Um dos itens mais criticados por Citadini foi a exigência da concorrente em apresentar CNPJ (Cadastro Nacional de Pessoa Jurídica) do aterro sanitário. Na visão dele, esse artigo foi determinante para afastar concorrentes e prejudicar a busca pelo melhor preço.

“A exigência de apresentação prévia, antes mesmo da adjudicação (confirmação do contrato), de endereço e de CNPJ do aterro sanitário, contraria o artigo 30, parágrafo 6º da Lei de Licitações (8666/1993), eis que a exiguidade de prazo fixada no edital para apresentação acabou por criar indevida obrigação de que todas as licitantes dispusessem de espaço destinado ao aterro, que acarretou em prejuízo à competitividade do certame, já que das 70 empresas que retiraram edital, apenas três participaram do certame”, indicou.

O contrato firmado entre a Prefeitura de Santo André e a Peralta Ambiental foi de R$ 44,3 milhões. Foi aditado por cinco anos, prazo máximo estipulado pela legislação.

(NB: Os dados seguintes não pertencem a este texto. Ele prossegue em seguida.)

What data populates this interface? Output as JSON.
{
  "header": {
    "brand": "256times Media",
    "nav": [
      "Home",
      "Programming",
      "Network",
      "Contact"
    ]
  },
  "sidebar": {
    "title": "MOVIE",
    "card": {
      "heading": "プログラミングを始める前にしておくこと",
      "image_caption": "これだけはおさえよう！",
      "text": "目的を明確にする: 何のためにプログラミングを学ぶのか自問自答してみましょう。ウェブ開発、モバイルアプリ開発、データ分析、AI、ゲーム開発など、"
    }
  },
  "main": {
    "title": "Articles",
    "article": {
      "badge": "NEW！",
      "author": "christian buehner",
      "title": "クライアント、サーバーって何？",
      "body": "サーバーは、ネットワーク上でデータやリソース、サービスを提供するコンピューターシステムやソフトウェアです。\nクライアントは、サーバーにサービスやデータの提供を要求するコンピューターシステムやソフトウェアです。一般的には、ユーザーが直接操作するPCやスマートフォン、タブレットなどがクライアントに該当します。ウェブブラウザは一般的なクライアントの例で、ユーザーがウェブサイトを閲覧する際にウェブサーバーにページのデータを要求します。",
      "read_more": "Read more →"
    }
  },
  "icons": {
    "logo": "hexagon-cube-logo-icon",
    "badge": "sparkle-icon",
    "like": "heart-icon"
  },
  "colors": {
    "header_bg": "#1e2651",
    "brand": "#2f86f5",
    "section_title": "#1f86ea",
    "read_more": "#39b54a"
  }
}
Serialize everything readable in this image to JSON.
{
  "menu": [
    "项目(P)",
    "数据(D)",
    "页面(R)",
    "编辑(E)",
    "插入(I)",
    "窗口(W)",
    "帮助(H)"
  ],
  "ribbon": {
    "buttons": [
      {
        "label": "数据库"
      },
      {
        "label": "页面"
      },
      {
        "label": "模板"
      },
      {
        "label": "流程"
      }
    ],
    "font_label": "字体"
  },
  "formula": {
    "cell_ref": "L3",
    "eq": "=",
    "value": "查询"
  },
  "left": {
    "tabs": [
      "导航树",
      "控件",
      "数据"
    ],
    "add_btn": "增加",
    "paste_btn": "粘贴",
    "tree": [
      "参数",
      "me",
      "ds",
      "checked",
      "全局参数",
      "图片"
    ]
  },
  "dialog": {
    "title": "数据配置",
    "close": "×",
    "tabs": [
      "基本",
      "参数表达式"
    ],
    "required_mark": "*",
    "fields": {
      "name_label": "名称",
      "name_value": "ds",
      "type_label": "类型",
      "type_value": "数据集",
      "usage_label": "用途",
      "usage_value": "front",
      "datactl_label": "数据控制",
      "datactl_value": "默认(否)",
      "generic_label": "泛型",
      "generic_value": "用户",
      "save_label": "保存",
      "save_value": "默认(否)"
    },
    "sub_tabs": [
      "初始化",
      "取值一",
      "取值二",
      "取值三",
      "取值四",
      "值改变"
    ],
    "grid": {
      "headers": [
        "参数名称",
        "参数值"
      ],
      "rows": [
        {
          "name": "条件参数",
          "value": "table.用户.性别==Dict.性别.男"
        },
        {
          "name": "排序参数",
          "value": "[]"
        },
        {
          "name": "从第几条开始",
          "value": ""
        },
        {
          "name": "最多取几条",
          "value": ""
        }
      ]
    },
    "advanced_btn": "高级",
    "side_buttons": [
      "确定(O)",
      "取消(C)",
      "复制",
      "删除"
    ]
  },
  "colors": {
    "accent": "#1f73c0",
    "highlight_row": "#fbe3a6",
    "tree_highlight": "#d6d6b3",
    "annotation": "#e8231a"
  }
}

Apesar de indicação de irregularidades contratuais, a Peralta Ambiental continua atuando em Santo André, com pagamentos de até  R$ 178,2 milhões. 

OUTROS CONTRATOS SUSPEITOS

O TCE (Tribunal de Contas do Estado) também investigou e apontou suspeita de irregularidade em contrato assinado pela prefeitura de Itaquaquecetuba com a Peralta Ambiental Importação e Exportação.

O conselheiro Edgard Camargo Rodrigues assinou despacho indicando que a Secretaria Diretoria-Geral do TCE apresentou lista de irregularidades do contrato e da licitação feita pela gestão de Mamoru Nakashima (PSDB) e deu prazo para que o governo tucano e a prestadora de serviço se expliquem. O contrato  envolveu R$ 66,4 milhões pelos serviços de coleta e destinação final de lixo.

As empresas Monte Azul e Peralta Ambiental também atuam juntas em Lins. Lá, um contrato da Prefeitura com a Monte Azul, sem licitação, virou Ação Civil Pública por Improbidade e Danos aos cofres públicos.